Community pharmacy teams have the potential to play a greater role in health promotion and prevention says NICE, in a new draft quality standard.

The quality standard calls for community pharmacy services to be included in existing care and referral pathways. This will allow community pharmacy teams to accept as well as make referrals to the service most appropriate for the person.

People are encouraged to discuss their health and wellbeing with community pharmacy teams. They can ask for information and advice about smoking, alcohol or maintaining a healthy weight.

Professor Gillian Leng, deputy chief executive and director of health and social care at NICE, said: “Community pharmacists engage every day with people who buy over-the-counter medicines, collect prescriptions or ask for advice. This is a vital opportunity to support people to maintain good health but also signpost them to other health services.

“Integrating community pharmacies into local care and referral pathways, will offer people effective, convenient and easily accessible services, reduce duplication of work and relieve pressure on the wider health and social care system.”

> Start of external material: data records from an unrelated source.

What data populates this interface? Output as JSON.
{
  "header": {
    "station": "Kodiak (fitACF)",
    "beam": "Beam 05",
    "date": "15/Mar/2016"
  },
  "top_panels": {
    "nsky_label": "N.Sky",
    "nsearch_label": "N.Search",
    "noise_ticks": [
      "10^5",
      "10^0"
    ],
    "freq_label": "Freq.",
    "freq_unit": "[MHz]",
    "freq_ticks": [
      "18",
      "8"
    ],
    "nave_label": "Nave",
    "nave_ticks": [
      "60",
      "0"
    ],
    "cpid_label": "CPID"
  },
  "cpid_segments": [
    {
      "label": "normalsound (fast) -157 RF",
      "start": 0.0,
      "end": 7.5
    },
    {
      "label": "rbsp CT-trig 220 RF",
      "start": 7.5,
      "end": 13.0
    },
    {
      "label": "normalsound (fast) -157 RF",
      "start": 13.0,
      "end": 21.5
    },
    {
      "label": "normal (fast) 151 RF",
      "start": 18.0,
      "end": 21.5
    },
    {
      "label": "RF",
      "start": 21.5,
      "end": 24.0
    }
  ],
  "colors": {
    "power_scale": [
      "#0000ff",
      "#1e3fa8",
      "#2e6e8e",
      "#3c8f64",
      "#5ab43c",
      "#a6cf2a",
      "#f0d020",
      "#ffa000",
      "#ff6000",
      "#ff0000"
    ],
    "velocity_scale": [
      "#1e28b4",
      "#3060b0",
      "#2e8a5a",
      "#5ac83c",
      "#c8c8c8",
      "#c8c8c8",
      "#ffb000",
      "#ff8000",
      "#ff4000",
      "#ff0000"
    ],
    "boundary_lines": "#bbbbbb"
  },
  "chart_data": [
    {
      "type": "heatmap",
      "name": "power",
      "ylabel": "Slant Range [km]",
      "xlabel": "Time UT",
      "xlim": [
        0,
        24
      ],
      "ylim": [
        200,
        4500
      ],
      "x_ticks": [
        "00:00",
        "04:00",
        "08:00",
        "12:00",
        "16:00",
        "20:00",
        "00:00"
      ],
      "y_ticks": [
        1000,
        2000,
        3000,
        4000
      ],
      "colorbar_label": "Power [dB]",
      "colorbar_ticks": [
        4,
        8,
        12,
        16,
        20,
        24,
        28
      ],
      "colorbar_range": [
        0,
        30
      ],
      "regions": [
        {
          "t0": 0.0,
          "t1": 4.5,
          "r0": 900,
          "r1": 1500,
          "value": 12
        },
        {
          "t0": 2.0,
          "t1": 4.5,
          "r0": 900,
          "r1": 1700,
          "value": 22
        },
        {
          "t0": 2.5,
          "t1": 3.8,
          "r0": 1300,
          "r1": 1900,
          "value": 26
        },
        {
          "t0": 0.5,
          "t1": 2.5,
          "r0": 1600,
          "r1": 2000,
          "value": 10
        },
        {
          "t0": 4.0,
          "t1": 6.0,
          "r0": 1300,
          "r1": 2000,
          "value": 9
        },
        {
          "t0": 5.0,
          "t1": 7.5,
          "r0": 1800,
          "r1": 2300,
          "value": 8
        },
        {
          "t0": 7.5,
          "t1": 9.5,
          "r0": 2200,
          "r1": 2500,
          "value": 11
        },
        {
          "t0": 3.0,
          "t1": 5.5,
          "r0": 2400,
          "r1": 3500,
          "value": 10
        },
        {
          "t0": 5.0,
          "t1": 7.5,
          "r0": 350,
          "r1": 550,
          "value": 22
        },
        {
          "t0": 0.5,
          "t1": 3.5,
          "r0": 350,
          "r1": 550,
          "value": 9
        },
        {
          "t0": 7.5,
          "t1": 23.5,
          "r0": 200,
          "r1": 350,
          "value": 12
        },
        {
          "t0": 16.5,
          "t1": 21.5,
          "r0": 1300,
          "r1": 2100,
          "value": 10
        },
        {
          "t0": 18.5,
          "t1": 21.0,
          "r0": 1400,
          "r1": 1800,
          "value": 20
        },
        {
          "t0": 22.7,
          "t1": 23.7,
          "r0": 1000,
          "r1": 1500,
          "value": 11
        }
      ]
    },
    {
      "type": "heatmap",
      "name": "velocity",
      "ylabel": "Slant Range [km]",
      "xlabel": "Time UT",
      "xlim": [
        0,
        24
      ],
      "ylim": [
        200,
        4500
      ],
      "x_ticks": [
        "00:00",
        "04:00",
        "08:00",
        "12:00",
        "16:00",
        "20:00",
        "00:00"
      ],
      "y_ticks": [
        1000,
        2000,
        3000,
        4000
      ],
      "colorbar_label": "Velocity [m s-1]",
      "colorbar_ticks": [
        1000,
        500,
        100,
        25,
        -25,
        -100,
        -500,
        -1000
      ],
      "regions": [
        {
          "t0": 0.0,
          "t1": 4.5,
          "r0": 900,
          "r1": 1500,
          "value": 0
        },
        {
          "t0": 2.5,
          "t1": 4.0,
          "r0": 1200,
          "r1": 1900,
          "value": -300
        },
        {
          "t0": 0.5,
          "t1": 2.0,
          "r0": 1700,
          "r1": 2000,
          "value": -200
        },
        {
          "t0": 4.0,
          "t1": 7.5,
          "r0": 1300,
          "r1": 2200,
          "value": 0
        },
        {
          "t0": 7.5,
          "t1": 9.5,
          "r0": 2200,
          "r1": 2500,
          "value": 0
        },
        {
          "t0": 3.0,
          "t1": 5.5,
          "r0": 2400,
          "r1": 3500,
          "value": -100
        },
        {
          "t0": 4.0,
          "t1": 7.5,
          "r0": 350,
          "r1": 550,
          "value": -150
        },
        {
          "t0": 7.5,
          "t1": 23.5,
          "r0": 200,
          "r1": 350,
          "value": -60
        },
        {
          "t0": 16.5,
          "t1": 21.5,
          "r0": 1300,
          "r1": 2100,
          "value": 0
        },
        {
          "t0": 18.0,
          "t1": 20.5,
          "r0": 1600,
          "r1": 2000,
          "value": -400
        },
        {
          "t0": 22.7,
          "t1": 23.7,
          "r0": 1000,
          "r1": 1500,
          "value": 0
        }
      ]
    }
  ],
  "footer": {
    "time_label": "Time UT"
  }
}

The quality standard acknowledges that many community pharmacists have good relationships with the local population and an understanding of the physical, economic and social challenges some individuals face. This knowledge could be used to support the most vulnerable members of the community and help to reduce health inequalities, for example providing information tailored to a specific audience, such as in a different language.

This advice supports targets set out in NHS England’s Long-Term plan to make greater use of community pharmacists’ skills and opportunities to engage patients.

The draft quality standard is open for consultation until the 14 February 2020.